Mais au milieu de cette effervescence : l’ennui ! Banlieue reste bien souvent synonyme de dortoir. Il est palpable dans certaines œuvres artistiques, mais aussi dans des pièces de design comme le fauteuil Curry Mango signé Hall Haus. Le collectif de designers originaires de banlieues parisiennes et de Limoges a fusionné ici la chaise pliable de camping symbole du mobilier nomade, et le fauteuil Wassily de Marcel Breuer (1925), manifeste du design moderniste, créant un objet-pont entre deux cultures, mais aussi imageant l’ennui.
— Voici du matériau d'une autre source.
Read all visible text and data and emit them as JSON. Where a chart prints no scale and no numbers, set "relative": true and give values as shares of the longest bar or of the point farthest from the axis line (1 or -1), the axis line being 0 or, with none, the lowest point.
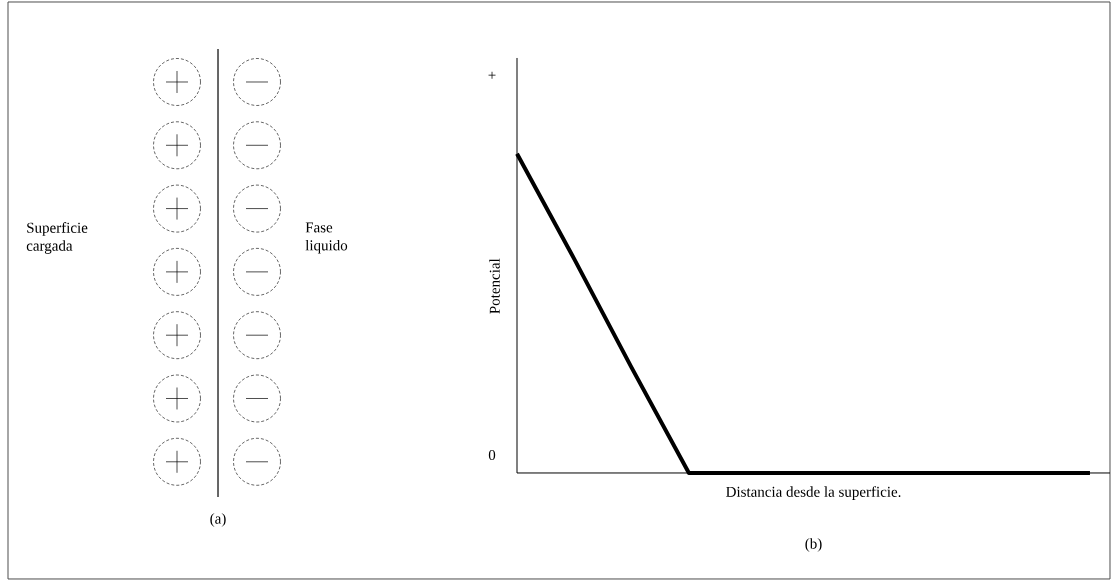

Car que faire d’autre en banlieue que de s’asseoir sur une chaise et de regarder le temps qui passe ? Semblent-ils ainsi nous dire au cœur de cette scénographie riche de diversité. Rassemblant plus de 200 documents d’archives, peintures, installations, vidéos, photographies, témoignages… l’exposition « Banlieues Chéries » explore ces territoires décriés comme des lieux de mémoire et de transmission qui continuent depuis le XIXe siècle de façonner l’histoire de France.

> Exposition « Banlieues Chéries », jusqu’au 17 août 2025 au Musée de l’histoire de l’immigration, Palais de la Porte Dorée, 293 avenue Daumesnil, Paris 12e.